Our son with cancer needs the interstate medical compact
To read this oped written by Naomi Natale and Michael Casaus in the Santa Fe New Mexican click here.
In October 2021, our beautiful 2-year-old son Sebastián was diagnosed with Stage 4 myoepithelial carcinoma, or MEC, an ultrarare and aggressive cancer that has no proven treatment. Upon admission to University of New Mexico Hospital, we were told his prognosis was poor and he would need to start chemotherapy immediately.
Nobody at the hospital had ever seen a patient with MEC, much less treated this disease. We were being asked to make what felt like impossible medical decisions: What chemo drugs should be used? Should we amputate his hand? Should we try an experimental drug with potential long-term side effects?
Desperate to talk to someone who had experience with this cancer, we did what any parent would do: We frantically contacted doctors who could provide second opinions from the leading cancer centers and hospitals across the country. Then, we ran into a roadblock that seemed unfathomable.

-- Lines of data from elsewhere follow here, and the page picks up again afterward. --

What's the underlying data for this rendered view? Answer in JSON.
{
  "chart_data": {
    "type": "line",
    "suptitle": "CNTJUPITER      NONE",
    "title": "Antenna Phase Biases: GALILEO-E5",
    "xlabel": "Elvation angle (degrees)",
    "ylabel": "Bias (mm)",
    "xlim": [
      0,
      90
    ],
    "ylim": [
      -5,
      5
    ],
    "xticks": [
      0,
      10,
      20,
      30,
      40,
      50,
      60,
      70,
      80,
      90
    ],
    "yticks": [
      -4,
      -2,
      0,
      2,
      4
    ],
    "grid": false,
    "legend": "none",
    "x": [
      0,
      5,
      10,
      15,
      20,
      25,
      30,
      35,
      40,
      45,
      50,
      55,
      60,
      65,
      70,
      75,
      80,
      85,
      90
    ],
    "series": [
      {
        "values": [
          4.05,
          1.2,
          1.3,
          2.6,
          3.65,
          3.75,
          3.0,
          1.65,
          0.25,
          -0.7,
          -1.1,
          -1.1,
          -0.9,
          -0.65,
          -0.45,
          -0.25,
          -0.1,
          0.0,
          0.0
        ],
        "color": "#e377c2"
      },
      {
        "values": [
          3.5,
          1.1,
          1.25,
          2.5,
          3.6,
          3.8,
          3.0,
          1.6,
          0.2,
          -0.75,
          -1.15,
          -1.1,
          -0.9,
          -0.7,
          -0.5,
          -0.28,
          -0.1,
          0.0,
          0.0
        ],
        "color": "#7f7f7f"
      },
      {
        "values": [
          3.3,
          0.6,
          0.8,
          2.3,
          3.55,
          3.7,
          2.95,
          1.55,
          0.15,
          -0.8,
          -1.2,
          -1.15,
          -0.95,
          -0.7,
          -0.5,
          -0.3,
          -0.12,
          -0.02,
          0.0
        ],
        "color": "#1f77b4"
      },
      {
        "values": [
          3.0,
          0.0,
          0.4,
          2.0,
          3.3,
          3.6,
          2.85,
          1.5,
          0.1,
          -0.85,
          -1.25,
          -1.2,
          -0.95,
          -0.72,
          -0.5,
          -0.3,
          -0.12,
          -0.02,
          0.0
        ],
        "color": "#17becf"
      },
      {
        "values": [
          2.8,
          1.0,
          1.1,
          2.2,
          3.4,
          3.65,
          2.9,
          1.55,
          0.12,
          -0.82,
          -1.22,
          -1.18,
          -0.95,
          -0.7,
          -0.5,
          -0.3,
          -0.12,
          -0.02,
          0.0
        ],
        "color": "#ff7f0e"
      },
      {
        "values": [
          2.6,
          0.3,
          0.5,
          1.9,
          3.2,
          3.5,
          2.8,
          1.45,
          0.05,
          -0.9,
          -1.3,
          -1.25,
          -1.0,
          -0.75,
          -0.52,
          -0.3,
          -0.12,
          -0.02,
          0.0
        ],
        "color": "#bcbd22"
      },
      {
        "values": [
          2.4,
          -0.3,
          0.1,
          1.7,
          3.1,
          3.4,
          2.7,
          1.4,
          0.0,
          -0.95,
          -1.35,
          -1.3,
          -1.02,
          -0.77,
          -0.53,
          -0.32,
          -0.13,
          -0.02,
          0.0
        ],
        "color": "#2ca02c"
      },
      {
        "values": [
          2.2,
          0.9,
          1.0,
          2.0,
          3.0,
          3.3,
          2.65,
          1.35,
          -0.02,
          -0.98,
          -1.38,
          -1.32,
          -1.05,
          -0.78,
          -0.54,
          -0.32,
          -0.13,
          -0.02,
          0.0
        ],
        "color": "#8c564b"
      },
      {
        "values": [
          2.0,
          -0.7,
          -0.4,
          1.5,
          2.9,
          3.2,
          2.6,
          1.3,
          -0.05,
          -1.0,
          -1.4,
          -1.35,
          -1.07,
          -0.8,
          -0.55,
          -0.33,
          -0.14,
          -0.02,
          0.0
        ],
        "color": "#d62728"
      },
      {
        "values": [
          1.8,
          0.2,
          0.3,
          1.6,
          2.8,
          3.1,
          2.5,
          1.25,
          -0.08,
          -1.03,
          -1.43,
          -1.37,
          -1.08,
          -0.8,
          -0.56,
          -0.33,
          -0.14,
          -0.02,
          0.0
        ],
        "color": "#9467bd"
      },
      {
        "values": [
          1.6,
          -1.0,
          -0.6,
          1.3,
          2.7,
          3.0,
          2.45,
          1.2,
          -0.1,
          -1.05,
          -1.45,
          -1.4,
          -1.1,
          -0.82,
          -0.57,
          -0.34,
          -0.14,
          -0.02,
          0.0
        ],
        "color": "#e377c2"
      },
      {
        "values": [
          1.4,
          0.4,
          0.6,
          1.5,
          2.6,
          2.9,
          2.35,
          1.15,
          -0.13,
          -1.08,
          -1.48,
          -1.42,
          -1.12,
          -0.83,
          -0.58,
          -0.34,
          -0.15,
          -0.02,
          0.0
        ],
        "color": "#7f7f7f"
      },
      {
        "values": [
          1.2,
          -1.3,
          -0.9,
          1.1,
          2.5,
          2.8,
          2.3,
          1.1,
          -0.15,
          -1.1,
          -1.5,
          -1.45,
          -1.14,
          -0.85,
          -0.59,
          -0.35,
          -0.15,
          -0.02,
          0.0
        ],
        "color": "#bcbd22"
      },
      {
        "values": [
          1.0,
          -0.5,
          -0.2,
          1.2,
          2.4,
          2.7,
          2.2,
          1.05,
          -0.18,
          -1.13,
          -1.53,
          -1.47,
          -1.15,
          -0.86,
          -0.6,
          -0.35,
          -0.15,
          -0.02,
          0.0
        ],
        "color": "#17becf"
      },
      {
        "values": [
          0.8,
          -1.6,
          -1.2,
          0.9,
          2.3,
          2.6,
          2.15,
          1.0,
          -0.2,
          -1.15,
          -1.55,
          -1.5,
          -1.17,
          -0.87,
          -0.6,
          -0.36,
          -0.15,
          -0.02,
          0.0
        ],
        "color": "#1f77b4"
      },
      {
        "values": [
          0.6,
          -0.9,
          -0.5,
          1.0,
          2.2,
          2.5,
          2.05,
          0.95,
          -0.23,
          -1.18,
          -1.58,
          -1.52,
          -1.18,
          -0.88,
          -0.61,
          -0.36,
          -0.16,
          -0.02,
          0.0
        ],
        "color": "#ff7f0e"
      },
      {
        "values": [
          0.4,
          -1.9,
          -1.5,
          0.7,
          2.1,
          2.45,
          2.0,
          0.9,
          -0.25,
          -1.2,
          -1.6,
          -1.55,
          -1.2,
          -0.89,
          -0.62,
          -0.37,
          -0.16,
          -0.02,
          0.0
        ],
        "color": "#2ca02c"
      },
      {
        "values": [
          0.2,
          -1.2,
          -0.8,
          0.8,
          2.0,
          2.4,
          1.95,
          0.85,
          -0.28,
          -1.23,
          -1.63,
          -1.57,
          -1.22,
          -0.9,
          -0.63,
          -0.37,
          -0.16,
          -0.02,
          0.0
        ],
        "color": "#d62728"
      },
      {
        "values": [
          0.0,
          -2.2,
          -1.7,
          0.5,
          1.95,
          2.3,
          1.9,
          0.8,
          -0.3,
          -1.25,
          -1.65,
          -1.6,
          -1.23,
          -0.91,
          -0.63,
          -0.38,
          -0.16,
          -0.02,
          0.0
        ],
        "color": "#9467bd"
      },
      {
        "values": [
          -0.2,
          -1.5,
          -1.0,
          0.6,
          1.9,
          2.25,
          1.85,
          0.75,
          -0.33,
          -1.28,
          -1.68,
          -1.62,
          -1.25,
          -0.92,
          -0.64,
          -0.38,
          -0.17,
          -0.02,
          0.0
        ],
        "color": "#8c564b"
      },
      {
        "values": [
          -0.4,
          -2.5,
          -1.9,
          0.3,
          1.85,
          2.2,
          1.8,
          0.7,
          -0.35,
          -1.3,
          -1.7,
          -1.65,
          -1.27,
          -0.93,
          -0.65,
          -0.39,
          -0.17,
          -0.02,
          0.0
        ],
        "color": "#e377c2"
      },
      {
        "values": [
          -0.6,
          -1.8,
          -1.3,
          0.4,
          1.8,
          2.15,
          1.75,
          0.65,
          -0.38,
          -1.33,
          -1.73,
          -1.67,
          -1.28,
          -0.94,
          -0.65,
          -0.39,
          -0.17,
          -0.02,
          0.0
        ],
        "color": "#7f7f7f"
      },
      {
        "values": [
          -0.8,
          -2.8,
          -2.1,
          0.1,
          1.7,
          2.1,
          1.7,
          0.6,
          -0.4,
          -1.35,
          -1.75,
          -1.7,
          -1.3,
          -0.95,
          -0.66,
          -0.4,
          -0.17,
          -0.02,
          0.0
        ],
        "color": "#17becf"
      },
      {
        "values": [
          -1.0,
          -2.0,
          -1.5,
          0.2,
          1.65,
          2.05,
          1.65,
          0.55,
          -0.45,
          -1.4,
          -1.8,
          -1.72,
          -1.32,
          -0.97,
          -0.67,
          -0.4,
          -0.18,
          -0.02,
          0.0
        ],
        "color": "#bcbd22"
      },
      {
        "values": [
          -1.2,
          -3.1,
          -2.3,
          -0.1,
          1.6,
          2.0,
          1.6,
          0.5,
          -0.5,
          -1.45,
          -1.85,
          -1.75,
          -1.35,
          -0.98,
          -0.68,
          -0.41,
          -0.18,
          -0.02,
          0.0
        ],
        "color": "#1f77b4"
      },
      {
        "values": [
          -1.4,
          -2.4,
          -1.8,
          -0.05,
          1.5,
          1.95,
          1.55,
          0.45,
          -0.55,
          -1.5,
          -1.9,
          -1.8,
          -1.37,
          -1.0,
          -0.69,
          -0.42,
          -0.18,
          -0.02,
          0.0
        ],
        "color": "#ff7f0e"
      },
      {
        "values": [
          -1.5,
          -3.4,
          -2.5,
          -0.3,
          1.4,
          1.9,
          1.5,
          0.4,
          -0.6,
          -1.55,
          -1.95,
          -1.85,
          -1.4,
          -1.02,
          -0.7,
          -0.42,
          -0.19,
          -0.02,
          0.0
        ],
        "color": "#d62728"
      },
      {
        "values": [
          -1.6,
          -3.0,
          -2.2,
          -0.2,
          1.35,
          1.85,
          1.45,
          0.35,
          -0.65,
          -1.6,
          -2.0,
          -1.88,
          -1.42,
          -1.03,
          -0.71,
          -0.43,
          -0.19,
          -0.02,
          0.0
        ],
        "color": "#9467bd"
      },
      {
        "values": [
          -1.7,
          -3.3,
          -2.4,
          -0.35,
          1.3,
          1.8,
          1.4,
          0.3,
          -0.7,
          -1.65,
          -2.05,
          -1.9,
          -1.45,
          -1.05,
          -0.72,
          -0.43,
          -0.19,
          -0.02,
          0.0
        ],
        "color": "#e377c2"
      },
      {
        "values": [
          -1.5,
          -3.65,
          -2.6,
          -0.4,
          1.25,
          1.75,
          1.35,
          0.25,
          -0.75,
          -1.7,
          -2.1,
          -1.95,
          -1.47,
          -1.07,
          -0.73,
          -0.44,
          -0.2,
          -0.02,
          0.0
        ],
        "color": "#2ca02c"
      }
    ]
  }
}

Many out-of-state physicians were willing to give us second opinions if we traveled to their facility. Because our son was on chemo and was severely immunocompromised, our oncologist recommended we avoid crowds and airports, so travel wasn’t an option. They were willing to speak with us via video conference, but when they learned we were in New Mexico, they told us they would not be able to do so. One oncologist in Pennsylvania, who also had a medical license in Texas, would speak with us if we were in Texas. So we drove to El Paso twice to speak with him over Zoom.
As it turns out, New Mexico is not a member of the Interstate Medical Licensure Compact, an agreement that allows participating states to work together to increase access to specialist physicians and expand the use of telemedicine, especially for those in rural communities.
Imagine being desperate parents, unable to take our son on an airplane to get a second opinion in person because of his immunocompromised state and then also being unable to even speak to these oncologists with real expertise over Zoom without traveling to another state.
This year, we have an opportunity to fix this problem by passing legislation that would have New Mexico join 39 other states in the Interstate Medical Licensure Compact.
We are so thankful to state Rep. Marian Matthews and her co-sponsors, Reps. Liz Thomson and Gail Armstrong, and state Sen. Bill O’Neill, for sponsoring House Bill 247 and Senate Bill 67 respectively. These bipartisan bills have the potential to improve access to medical care for so many New Mexican families who need specialized care or expert advice that may not be available where they live and do not have the means or ability to travel to see a provider.
While New Mexico is working hard to attract and retain more doctors, the reality is that second opinions from expert physicians outside of our state’s borders are essential for so many New Mexicans suffering from complex or rare diseases.
One year after his cancer diagnosis, 10 rounds of chemotherapy and six surgeries, Sebastián is still fighting. We are beside him fighting, too. No parent should have to hear the words, “your child has cancer.” And no parent should be denied the expert advice needed to make informed medical decisions about their child’s health.